Judge In Halkett Trial Reserves Decision

Thursday, May 07, 2009 at 15:54



The trial of a northern Saskatchewan woman accused of abandoning her newborn baby in a Wal-Mart washroom has wrapped up.


Crown prosecutor Jennifer Claxton-Viczko says this is one of the worst cases of child abandonment she has ever seen.


In her closing arguments, she attempted to poke holes in the defence’s case for April Halkett.


Claxton-Viczko argued it was clear Halkett knew or strongly suspected she was pregnant by the fact she took three pregnancy tests.


She also pointed out that Halkett had informed her family she was expecting during an earlier pregnancy that resulted in a miscarriage.


Claxton-Viczko added questions over who the baby’s father was may have caused Halkett to conceal the pregnancy and not want it.


She also noted Halkett only picked up the phone to call police after her brother informed her the police were looking for her — and that her mother told her to step forward.


Claxton-Viczko also didn’t buy a doctor’s testimony that women who give birth in such a rushed manner can be shocked or disoriented.


She said Halkett was aware enough to drop wads of toilet paper over the baby, and to clean blood off her hands and the floor before leaving the store.
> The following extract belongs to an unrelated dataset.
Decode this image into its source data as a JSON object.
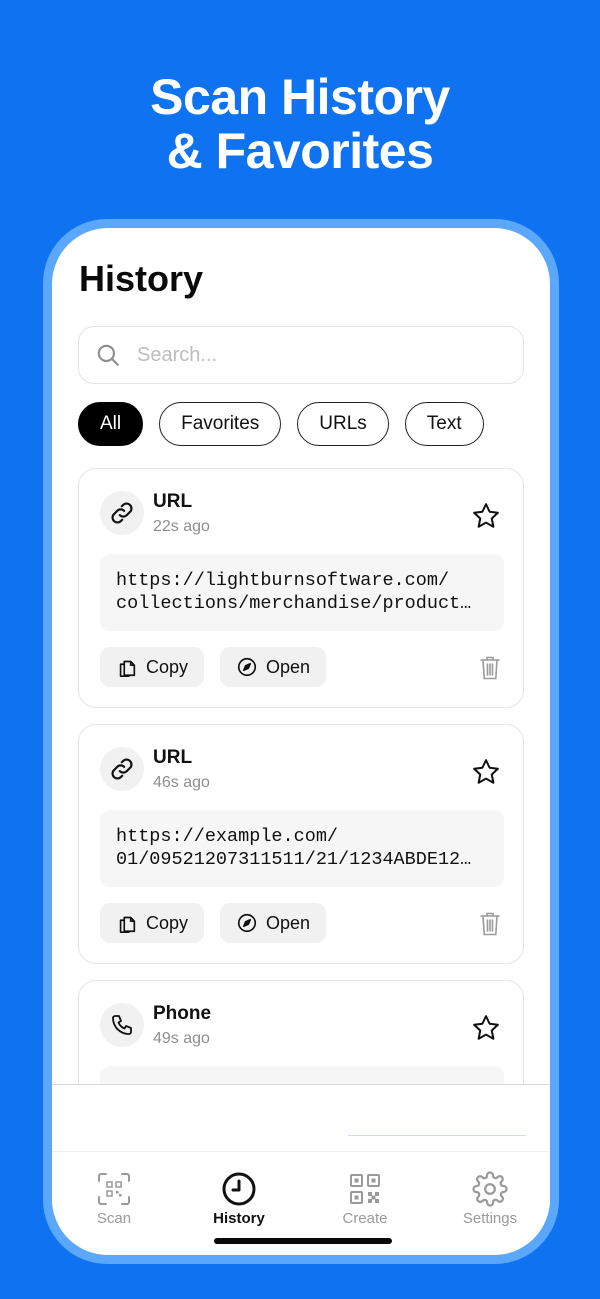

She added things could have been different if only Halkett had picked the baby up and called for help.


The defence painted a much different story.


Lawyer A.J. Krishan said the evidence shows Halkett thought she was leaving a dead fetus in the toilet, not a baby.


He pointed to testimony from other witnesses who said the baby was purplish-blue and not moving.


He also cited testimony from a paramedic who initially referred to the baby as a “non-breathing fetus” in a police report.


Krishan noted Halkett was extremely co-operative with police throughout the investigation.


And he said the Crown hadn’t been able to find any inconsistencies in her statements despite the fact it has had them for two years.


He told jurors this case should be considered a mistake of fact because Halkett never knew she was pregnant.


Krishan concluded by saying Halkett’s statements are credible, and argued the Crown is asking the judge to draw conclusions that aren’t supported by the evidence.


Justice Neil Gabrielson asked both lawyers if they knew of any similar cases he could study.


Both told him “no”.


Gabrielson has reserved his decision until June 24th.